La figura del muchacho es el primer objeto de la curiosidad y, a la vez, el punto de partida del proceso de la
interpretación y ficcionalización de la escena observada. La desigualdad de la pareja, por la diferencia de edad entre
ellos, da cierta ambigüedad a la situación y, también, da paso al análisis profundo de la conducta del chico. Su
nerviosismo, miedo y vergüenza están descritos por clichés, mediante gestos manidos, literariamente desgastados.
El fotógrafo, por puro aburrimiento, intenta adivinar qué tipo de relación habrá entre el joven y la mujer y, por eso,
empieza a observarlos. La intercalación del presente de la narración es doblemente interesante. Primero, afirmar
que la intercalación, vista desde la memoria, tiene una imagen mucho más precisa sobre la mujer que en el
momento de verla en realidad es bastante dudoso, a causa del filtro del recuerdo. Además, usa la expresión «le leí
la cara» (298), que hace de la observación una lectura que conlleva necesariamente la interpretación. En cuanto a
la mujer, el elemento más destacado reiteradamente son sus ojos, siempre un poco asustados de ver al fotógrafo,
al mirón. Observar a una pareja así, en secreto, es un acto moralmente cuestionable y tiene cierto contenido
sexual, de carácter prohibido y vicioso. El narrador acentúa que no se oye lo que hablan, y dice: «el viento se
llevaba las palabras» (299), una frase bastante cursi, que es, además, una autocontradicción, porque antes dijo
que ya no soplaba el viento. Pero así el protagonista tiene la oportunidad de llenar la escena con un contenido
según su fantasía: «comprendí vagamente lo que podía estar ocurriéndole al chico» (299). Las suposiciones son
vagas, muy inseguras, variantes para un tema, siempre basadas en un solo sentido: la mirada.

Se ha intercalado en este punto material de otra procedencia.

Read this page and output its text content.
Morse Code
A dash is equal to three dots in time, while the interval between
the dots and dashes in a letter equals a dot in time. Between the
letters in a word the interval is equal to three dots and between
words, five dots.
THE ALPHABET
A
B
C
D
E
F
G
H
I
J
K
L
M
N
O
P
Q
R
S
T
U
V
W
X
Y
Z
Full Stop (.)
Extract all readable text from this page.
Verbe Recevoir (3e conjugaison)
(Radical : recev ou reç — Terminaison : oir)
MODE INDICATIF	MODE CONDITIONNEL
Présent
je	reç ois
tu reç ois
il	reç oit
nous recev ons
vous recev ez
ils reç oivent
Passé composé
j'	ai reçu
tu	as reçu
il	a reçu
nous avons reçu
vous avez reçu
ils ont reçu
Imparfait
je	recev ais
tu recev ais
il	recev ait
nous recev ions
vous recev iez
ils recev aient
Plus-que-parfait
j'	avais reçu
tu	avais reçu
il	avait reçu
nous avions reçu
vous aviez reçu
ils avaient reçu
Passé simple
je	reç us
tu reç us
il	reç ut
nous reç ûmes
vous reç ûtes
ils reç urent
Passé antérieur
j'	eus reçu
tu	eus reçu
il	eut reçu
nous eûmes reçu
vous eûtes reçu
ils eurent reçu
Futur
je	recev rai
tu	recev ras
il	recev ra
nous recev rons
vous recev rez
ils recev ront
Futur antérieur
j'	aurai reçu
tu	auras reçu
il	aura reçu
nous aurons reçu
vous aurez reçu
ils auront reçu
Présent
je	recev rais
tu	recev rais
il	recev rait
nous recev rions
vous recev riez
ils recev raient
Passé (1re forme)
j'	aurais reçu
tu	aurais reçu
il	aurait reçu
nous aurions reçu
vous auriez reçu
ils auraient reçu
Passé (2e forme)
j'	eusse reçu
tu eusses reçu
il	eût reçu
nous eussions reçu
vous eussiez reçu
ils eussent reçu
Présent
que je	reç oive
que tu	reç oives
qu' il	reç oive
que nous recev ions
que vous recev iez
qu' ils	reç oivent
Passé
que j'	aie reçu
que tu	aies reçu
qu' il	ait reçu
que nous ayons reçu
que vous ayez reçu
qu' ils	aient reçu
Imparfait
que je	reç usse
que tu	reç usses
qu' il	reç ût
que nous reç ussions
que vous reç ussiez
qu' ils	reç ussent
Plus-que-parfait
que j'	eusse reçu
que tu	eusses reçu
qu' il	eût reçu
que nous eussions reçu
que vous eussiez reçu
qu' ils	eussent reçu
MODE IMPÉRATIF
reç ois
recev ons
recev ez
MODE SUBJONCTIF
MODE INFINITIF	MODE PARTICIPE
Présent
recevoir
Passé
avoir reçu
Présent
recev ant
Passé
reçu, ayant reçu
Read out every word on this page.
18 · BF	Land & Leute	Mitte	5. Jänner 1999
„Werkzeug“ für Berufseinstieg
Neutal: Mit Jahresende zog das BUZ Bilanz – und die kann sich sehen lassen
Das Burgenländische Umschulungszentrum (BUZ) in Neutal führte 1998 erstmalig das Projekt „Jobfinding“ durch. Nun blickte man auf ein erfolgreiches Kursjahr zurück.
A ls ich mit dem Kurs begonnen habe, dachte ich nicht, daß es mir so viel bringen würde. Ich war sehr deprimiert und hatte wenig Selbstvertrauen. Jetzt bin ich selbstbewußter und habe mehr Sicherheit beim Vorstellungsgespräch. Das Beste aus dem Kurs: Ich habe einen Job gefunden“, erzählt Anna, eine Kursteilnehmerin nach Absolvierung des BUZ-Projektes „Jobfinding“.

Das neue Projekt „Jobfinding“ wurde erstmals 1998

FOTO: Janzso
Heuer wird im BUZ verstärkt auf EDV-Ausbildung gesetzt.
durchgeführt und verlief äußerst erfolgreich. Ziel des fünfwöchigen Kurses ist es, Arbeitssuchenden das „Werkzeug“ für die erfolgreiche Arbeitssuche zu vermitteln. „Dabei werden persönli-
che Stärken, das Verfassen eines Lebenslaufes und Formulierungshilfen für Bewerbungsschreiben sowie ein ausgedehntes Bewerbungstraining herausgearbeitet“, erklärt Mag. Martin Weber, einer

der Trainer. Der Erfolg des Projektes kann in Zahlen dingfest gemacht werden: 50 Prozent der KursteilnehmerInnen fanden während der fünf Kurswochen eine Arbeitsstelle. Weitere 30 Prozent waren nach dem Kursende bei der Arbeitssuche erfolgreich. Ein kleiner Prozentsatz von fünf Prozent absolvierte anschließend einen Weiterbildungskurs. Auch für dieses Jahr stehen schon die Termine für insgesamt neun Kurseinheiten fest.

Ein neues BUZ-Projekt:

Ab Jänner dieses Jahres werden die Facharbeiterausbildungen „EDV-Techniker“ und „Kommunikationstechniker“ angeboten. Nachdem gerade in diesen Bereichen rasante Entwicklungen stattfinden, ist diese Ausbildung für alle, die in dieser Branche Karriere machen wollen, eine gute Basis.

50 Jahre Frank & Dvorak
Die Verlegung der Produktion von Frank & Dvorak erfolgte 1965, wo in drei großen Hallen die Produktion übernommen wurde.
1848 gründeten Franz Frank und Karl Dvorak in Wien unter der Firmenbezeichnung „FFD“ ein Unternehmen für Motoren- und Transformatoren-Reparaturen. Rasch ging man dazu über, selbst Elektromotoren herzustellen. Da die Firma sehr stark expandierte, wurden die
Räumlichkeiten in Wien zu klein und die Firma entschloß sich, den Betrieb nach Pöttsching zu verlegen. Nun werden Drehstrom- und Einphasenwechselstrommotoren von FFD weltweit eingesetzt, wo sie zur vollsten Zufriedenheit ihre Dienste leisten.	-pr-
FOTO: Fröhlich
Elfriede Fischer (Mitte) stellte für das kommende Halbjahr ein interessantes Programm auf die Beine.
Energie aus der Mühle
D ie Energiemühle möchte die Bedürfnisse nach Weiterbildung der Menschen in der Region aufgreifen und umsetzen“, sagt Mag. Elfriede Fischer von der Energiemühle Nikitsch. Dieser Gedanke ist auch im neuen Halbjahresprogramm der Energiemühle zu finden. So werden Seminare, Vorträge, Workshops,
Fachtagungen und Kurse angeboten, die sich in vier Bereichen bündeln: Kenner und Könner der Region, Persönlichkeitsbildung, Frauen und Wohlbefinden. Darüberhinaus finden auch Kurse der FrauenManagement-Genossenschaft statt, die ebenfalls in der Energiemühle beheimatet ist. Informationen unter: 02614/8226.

«Sé mirar», dice el fotógrafo-narrador, y «todo mirar rezuma falsedad» (299), prosigue. Saber mirar supone una
actividad mental, una serie de elecciones (del punto de vista, del objeto, de la distancia, del enfoque, etc.), es
decir, una transformación consciente de la realidad. Es un acto conscientemente subjetivo, reflexivo y nada ingenuo
que tiene que desnudar las cosas de lo ajeno, pero ¿qué pasa si no queda nada al final del proceso? ¿Cómo se
reconocen los límites de lo ajeno y lo propio? Un cambio de persona en la voz narrativa frena la divagación: aparece
un narrador externo, en tercera persona, que llama Michel al narrador en primera persona, pero la descripción de
los dos personajes de la foto sigue en primera persona. Dice que del chico recuerda mejor la imagen y de la mujer,
el cuerpo. Es la dualidad que reside entre la foto y la realidad, las dos cosas recordadas, porque ninguna existe ya
en el momento de narrar. Las anticipaciones son continuas y cortan repetidamente la narración, dificultando la
comprensión de la historia propiamente dicha. El narrador acentúa lo fallido que es la descripción de la mujer por la
incapacidad de las palabras y le quita la validez de cada adjetivo, apenas haberlos usado. Del proceso de la
descripción dice que le sirve para entender, es decir, su intención es más bien interpretar, otra vez, y no crear.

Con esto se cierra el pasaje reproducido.